Something so precious about this. 
Where to begin?

 

A primeira vez que Izzie e eu nos encontramos propositalmente foi no metrô. Eu cheguei quarenta minutos mais cedo que o combinado na estação, apenas para o caso de ter lido o horário errado ou enfrentar contratempos. Ela também chegou quinze minutos mais cedo do que o esperado e eu sorri como um idiota com o leve fantasma da possibilidade de ela também estar ansiosa para me ver. 

A ideia era que ela me acompanhasse até o trabalho. Eu sei que não é a coisa mais excitante do universo, mas eu já havia extrapolado todas as minhas folgas nas minhas tentativas de encontrá-la e além do mais eu gostaria de garantir que ela soubesse como me localizar, já que simplesmente passar todos os meu registros pessoais e endereço da minha casa parecia um pouco inviável, não só por ser uma coisa assustadora para uma primeira saída, mas também porque eu sequer sabia como/se contaria para ela sobre o pequeno detalhe de ser um bruxo morando em um bairro bruxo com uma família igualmente bruxa. 

Por enquanto estava confortável em me sentir protagonizando o clipe de alguma música insuportavelmente chiclete do Ed Sheeran.
Além disso, Isobel não se importava (ela havia sugerido a loja) e nós sairíamos para almoçar depois, o que significava horas inteiras na companhia da pessoa que eu estava ansioso para conhecer, apesar de termos feito o trajeto quase todo em silêncio porque Isobel estava empenhada em decorar o caminho.

Eu não me importava em andar quieto ao lado dela na luz preguiçosa da manhã. Eu não me importava com quase nada ao lado de Isobel e essa era uma das maiores vantagens em tê-la por perto.  Quando nós chegamos, ela foi direto para a prateleira de sua preferência (para isso ela tinha senso de direção).

— Você gosta? - Ela me perguntou, apontando para um gibi com uma cabine de polícia azul que eu sabia ser do seriado da BBC enquanto eu ia para trás do balcão.
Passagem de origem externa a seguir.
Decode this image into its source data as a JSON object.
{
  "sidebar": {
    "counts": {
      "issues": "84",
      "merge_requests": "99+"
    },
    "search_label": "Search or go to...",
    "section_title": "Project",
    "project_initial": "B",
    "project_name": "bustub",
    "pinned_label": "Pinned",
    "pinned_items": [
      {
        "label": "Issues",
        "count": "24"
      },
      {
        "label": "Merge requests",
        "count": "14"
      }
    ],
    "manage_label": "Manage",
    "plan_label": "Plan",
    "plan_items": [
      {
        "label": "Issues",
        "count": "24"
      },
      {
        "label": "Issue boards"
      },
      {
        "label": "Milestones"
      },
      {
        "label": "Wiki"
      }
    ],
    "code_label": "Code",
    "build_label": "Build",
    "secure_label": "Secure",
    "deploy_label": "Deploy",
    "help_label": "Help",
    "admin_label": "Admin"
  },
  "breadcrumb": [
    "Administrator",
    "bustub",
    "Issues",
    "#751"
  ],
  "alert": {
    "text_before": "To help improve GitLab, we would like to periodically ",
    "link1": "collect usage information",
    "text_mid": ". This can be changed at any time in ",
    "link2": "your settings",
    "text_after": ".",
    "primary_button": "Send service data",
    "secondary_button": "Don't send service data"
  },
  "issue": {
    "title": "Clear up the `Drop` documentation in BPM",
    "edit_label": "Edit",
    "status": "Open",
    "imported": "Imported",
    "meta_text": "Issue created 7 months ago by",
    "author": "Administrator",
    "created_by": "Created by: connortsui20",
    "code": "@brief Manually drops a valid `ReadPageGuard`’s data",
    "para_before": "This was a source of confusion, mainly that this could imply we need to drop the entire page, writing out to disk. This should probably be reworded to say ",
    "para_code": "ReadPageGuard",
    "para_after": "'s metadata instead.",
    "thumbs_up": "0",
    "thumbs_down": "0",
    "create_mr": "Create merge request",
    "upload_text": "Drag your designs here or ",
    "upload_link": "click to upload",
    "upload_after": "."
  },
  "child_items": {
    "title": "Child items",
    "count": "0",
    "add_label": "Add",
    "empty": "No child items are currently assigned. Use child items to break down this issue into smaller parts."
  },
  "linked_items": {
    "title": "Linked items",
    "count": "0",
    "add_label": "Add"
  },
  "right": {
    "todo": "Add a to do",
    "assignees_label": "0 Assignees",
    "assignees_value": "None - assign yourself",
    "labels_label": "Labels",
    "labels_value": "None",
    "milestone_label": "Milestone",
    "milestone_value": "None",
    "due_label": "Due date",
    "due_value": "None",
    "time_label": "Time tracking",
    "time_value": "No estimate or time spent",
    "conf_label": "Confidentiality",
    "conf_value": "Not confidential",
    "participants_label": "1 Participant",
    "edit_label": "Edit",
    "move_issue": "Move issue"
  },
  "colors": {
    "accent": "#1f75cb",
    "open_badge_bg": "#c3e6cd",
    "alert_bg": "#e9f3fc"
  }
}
— Lá em casa nós não somos muito fãs de TV. - era o jeito mais sutil de dizer que basicamente não tínhamos aparelhos eletrônicos. - E eu tenho uma relação de amor e ódio com viagens no tempo. - Acrescentei, sem querer.

— O que há de errado com viagens no tempo? – ela perguntou, se divertindo.

Eu pensei em Delphy, em vira-tempos, em Cedrico Diggory e, principalmente, em como eu sou estúpido e quase reverti toda a realidade que conheço tentando provar pra mim mesmo e pro meu pai que eu poderia ser impressionante.

— Nada. - eu respondi, forçando um sorriso. - Só tenho a impressão de que se eu pudesse voltar no tempo eu estragaria as coisas. 

Ela me analisou por um instante. Havia algo de adorável no modo como ela curvava o corpo um pouco para a direita para manter contato visual sem que uma estante ficasse entre nós.

— Que ideia horrível! Eu tenho certeza que destruiria o planeta, mas nem por isso deixo de me convencer do contrário. - Pareceu uma instrução indireta para eu ter um pouco mais de fé em mim. Havia tanta inocência na frase que eu quis desesperadamente contar tudo o que eu já havia feito de errado só para ela entender o escopo da coisa. Ao invés disso eu ri um pouco e tive que me conter para não sair de onde estava só para ficar mais perto dela.

— Você não destruiria. Você tem cara de super-heroína. 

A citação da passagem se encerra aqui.